Developing the DeFi segment will require transparent regulations to attract foreign firms. In April 2023 the Abu Dhabi Global Market’s Registration Authority proposed a legislative framework for distributed-ledger technology that targeted disclosures, insolvency and governance structures. That same month the UAE’s Securities and Commodities Authority started accepting licensing applications for companies to provide cryptocurrency services after crafting a mandatory licensing regime that mirrored the regulatory framework published by Dubai’s Virtual Assets Regulatory Authority in February 2023.

Oman set up a high-level task force in September 2021 to study the economic advantages of cryptocurrencies. In February 2023 its financial markets regulator, the Capital Market Authority, took steps towards legalising and regulating DeFi products by enlisting consultancy firm XR eg Consulting and law firm Said Al Shahry and Partners to advise on developing a regulatory framework for the virtual asset industry.

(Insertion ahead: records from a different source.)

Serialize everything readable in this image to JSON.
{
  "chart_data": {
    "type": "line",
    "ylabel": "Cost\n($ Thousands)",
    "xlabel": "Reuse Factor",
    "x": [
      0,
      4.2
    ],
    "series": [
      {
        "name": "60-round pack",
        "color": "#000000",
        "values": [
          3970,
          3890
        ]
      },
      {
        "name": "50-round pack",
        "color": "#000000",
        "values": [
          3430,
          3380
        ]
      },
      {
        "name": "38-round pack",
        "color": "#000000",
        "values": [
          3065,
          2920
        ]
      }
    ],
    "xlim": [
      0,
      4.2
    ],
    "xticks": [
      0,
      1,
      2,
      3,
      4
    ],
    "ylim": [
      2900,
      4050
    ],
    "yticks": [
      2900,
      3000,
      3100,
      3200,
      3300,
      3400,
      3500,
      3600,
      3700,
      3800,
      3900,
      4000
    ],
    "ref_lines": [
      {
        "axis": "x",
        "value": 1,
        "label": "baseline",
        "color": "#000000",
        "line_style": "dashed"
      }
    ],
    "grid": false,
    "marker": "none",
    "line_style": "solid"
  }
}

Bahrain hopes to develop an ecosystem for cryptocurrency services, having implemented crypto-asset regulations for licensing. This allowed for cryptocurrency exchange Binance to officially launch its first platform in the GCC in the kingdom in January 2023.

Ease of Transactions

With high interest rates in the US and inflation weakening many fiat currencies, cryptocurrencies and the decentralised exchanges on which they are traded allow users in emerging markets to limit their exposure to macroeconomic pressures and ease transaction flows. DeFi offers significant advantages, as it lowers fees due to the lack of intermediaries, enhances transparency and security with blockchain technology, and creates seamless transactions among accounts and entities with no centralised entity.

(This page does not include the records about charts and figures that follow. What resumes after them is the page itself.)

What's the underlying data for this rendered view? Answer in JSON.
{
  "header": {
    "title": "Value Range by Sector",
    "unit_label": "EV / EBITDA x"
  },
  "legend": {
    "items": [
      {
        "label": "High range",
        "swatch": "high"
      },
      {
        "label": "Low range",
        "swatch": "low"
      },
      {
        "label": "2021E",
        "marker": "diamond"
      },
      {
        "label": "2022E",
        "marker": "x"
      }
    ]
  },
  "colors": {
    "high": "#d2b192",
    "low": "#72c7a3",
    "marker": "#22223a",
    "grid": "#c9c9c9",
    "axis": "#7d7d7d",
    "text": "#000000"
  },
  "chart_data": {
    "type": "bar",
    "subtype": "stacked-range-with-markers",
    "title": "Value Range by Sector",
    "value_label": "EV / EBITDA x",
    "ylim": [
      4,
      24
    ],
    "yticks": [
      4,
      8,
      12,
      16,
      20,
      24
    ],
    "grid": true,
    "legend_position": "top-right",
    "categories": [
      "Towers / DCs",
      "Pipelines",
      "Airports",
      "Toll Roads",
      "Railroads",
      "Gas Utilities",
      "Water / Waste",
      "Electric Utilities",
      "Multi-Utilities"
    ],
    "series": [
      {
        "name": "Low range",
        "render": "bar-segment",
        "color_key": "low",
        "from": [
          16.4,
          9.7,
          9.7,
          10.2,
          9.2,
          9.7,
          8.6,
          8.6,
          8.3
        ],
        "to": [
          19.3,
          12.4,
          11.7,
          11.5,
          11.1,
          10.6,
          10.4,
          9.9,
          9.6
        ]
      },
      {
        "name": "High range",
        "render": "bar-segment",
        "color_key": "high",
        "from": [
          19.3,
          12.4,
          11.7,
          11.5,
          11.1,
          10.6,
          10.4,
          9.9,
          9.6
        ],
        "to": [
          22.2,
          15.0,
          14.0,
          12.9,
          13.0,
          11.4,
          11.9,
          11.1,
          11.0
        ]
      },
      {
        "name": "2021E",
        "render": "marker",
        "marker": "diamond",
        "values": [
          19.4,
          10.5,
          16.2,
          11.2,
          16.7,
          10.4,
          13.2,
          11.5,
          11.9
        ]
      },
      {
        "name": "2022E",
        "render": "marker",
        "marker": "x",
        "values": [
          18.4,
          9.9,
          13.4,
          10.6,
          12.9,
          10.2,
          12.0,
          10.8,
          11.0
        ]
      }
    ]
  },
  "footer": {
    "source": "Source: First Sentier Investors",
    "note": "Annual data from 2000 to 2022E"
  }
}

Cryptocurrencies as an asset class have seen a significant decline since the second half of 2021, prompting banks and financial institutions to question their sustainability. This was seen most prominently after the collapse of the cryptocurrency exchange FTX in November 2022. Western markets remain skittish, not least after international media reported in May 2023 that Binance had commingled customer funds with company revenue in 2020 and 2021.

The largest growth in cryptocurrency adoption in 2022 was in the MENA region, with $566bn in crypto transactions recorded from July 2021 to June 2022, up 48% from the same period the previous year. Cryptocurrency transactions were up 40% in Latin America, 36% in North America, 35% in Central and Southern Asia, and 22% or less in other regions, according to a report from Chainalysis. Turkey was the largest cryptocurrency market in MENA, with $192bn in transactions, followed by Egypt, Lebanon, Saudi Arabia and the UAE.

To improve security, several companies have launched so-called stablecoins, which are pegged to a reference asset such as fiat currencies, exchange-traded commodities, or other cryptocurrencies like Bitcoin or Ethereum. If Gulf countries can continue to build on their regulatory momentum and attract DeFi, and companies and citizens in emerging markets continue to embrace cryptocurrencies and the DeFi model, there are significant opportunities for Gulf-based exchanges to become global leaders in the emerging technology.